LOS CUIDADOS DE UN PADRE MATERNA

Así dice el Señor:/ “Gritad de alegría por Jacob,/ regocijaos por el mejor de los pueblos:/ proclamad, alabad y decid:/ El Señor ha salvado a su pueblo,/ al resto de Israel./ Mirad que yo os traeré del país del norte,/ os congregaré de los confines de la tierra./ Entre ellos hay ciegos y cojos,/ preñadas y paridas:/ una gran multitud retorna./ Se marcharon llorando,/ los guiaré entre consuelos:/ los llevaré a torrentes de agua,/ por un camino llano en que no tropezarán. / Seré un padre para Israel,/ Efraín será mi primogénito.” (Jeremías 31, 7-9)

Toda promesa constituye una alegría anticipada porque su vestido es la esperanza. Dios cambiará la suerte de una nación sometida a una catástrofe inminente. El profeta Jeremías pasa de anunciar la calamidad a reavivar la esperanza del pueblo. En efecto, Jeremías no solo es profeta de quejas, amenazas y castigo, también lo es de consolación y esperanza. Nuestro texto de hoy forma parte precisamente de una sección de su libro que se suele llamar “Pequeño libro de la Consolación”. Para algunos este es el mensaje central del profeta. Su mensaje de esperanza y “nueva alianza” contrasta con la historia de devastación descrita hasta entonces. 

Este fragmento que la liturgia nos propone hoy como primera lectura, es un oráculo de consolación dirigido posiblemente al pueblo judío después de la caída de Jerusalén bajo el dominio de los babilonios en el 586. Forma parte de una unidad más amplia que abarca Jr 31, 1-14. En los primeros seis versículos aparece un canto a la fidelidad divina. En el desierto (otra manera de llamar al exilio) Dios no abandona a su pueblo. Se mantiene fiel, amoroso y cercano. Un futuro alternativo se acerca. Curación, restauración y renovación de la relación de Dios con su pueblo será la nota dominante.

La vuelta de los exiliados a casa servirá de constatación de que Dios ha cumplido su promesa.

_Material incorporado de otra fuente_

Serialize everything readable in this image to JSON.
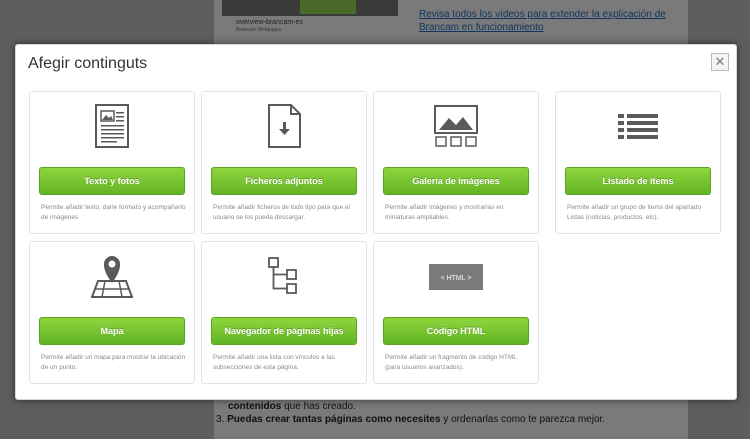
{
  "background": {
    "video_caption": "overview-brancam-es",
    "video_sub": "Brancam Webpages",
    "link_text": "Revisa todos los vídeos para extender la explicación de Brancam en funcionamiento",
    "bottom_line1_bold": "contenidos",
    "bottom_line1_rest": " que has creado.",
    "bottom_line2_num": "3.",
    "bottom_line2_bold": "Puedas crear tantas páginas como necesites",
    "bottom_line2_rest": " y ordenarlas como te parezca mejor."
  },
  "modal": {
    "title": "Afegir continguts",
    "close_label": "✕",
    "cards": [
      {
        "icon": "document-icon",
        "button": "Texto y fotos",
        "description": "Permite añadir texto, darle formato y acompañarlo de imágenes"
      },
      {
        "icon": "file-download-icon",
        "button": "Ficheros adjuntos",
        "description": "Permite añadir ficheros de todo tipo para que el usuario se los pueda descargar."
      },
      {
        "icon": "image-gallery-icon",
        "button": "Galeria de imágenes",
        "description": "Permite añadir imágenes y mostrarlas en miniaturas ampliables."
      },
      {
        "icon": "list-icon",
        "button": "Listado de items",
        "description": "Permite añadir un grupo de items del apartado Listas (noticias, productos, etc)."
      },
      {
        "icon": "map-pin-icon",
        "button": "Mapa",
        "description": "Permite añadir un mapa para mostrar la ubicación de un punto."
      },
      {
        "icon": "sitemap-icon",
        "button": "Navegador de páginas hijas",
        "description": "Permite añadir una lista con vínculos a las subsecciones de esta página."
      },
      {
        "icon": "html-code-icon",
        "button": "Código HTML",
        "description": "Permite añadir un fragmento de código HTML (para usuarios avanzados)."
      }
    ]
  },
  "colors": {
    "button_green": "#6cbd2a",
    "overlay": "#5e5e5e",
    "icon_gray": "#5a5a5a"
  }
}
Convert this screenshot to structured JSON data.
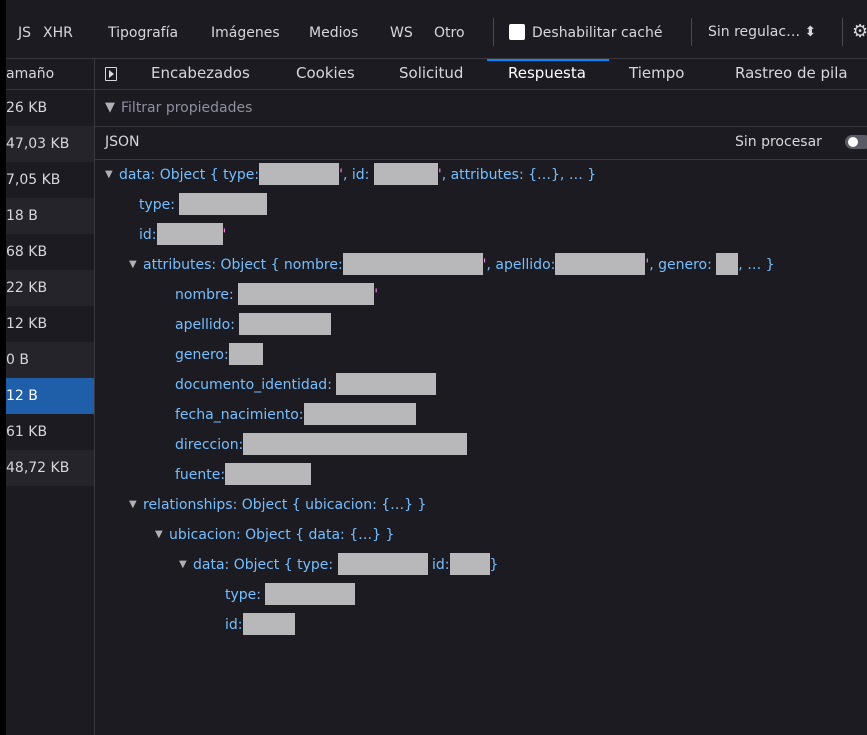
{
  "toolbar": {
    "filters": [
      "JS",
      "XHR",
      "Tipografía",
      "Imágenes",
      "Medios",
      "WS",
      "Otro"
    ],
    "disable_cache_label": "Deshabilitar caché",
    "throttle_label": "Sin regulac… ⬍"
  },
  "sizes": {
    "header": "amaño",
    "rows": [
      "26 KB",
      "47,03 KB",
      "7,05 KB",
      "18 B",
      "68 KB",
      "22 KB",
      "12 KB",
      "0 B",
      "12 B",
      "61 KB",
      "48,72 KB"
    ]
  },
  "tabs": [
    "Encabezados",
    "Cookies",
    "Solicitud",
    "Respuesta",
    "Tiempo",
    "Rastreo de pila"
  ],
  "filter_placeholder": "Filtrar propiedades",
  "json_label": "JSON",
  "raw_label": "Sin procesar",
  "tree": {
    "data_summary_a": "data: Object { type:",
    "data_summary_b": ", id:",
    "data_summary_c": ", attributes: {…}, … }",
    "type_key": "type:",
    "id_key": "id:",
    "attributes_summary_a": "attributes: Object { nombre:",
    "attributes_summary_b": ", apellido:",
    "attributes_summary_c": ", genero:",
    "attributes_summary_d": ", … }",
    "nombre_key": "nombre:",
    "apellido_key": "apellido:",
    "genero_key": "genero:",
    "documento_key": "documento_identidad:",
    "fecha_key": "fecha_nacimiento:",
    "direccion_key": "direccion:",
    "fuente_key": "fuente:",
    "relationships_summary": "relationships: Object { ubicacion: {…} }",
    "ubicacion_summary": "ubicacion: Object { data: {…} }",
    "inner_data_a": "data: Object { type:",
    "inner_data_b": "id:",
    "inner_data_c": "}",
    "inner_type_key": "type:",
    "inner_id_key": "id:"
  }
}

Alegría y regocijo será la manera como el pueblo responda a la fidelidad de Dios. Alabanza, liberación y alegría son los hilos que tejen este canto. Caigamos en la cuenta de cómo comienza el texto. Dios invita al regocijo: “gritad de alegría… regocijaos… proclamad… alabad…” ¿El motivo? La salvación operada por el mismo Dios, una acción que se prolonga en el tiempo. 

¿En qué consiste esa salvación? En el retorno de los deportados a su patria de origen, Judá. ¿Quiénes son los que tendrán la dicha de regresar? Los vulnerables, aquellos que con sus solas fuerzas serían incapaces de hacerlo: ciegos, cojos, preñadas, paridas… una gran multitud. El retorno exigirá poco esfuerzo porque el mismo Dios los llevará. También el camino será favorable: recto, con torrentes de agua, sin desviaciones ni peligros. El llanto del pasado es cambiado por el consuelo del presente. La promesa hecha a David de ser para él un padre, lo mismo que la hecha a Israel de ser su primogénito ahora se hacen realidad en el pueblo y en “Efraím”, nombre de una de las tribus centrales del antiguo Israel. Otra vez la fidelidad puesta en escena.

Y finalmente, la paternidad de Dios con su pueblo, que no implica un lenguaje sexista, sino expresión de afecto.  Como sabemos, en el Antiguo Testamento el Dios Padre aparece varias veces con rasgos maternales. Padre significa el único principio de generación. Decir que Dios es padre del pueblo, representado en Efraím, es lo mismo que decir que el origen del pueblo está en la voluntad de Dios, lo mismo se puede decir de la madre. El lenguaje humano es tan pobre para referirse al amor de Dios que debe tener en cuenta tanto la figura del padre como la de madre para hablar de que somos hijos de Dios. La generación del hijo se debe a la iniciativa divina que es a la vez padre y madre. En tal sentido podemos referirnos a Dios como un “padre maternal”.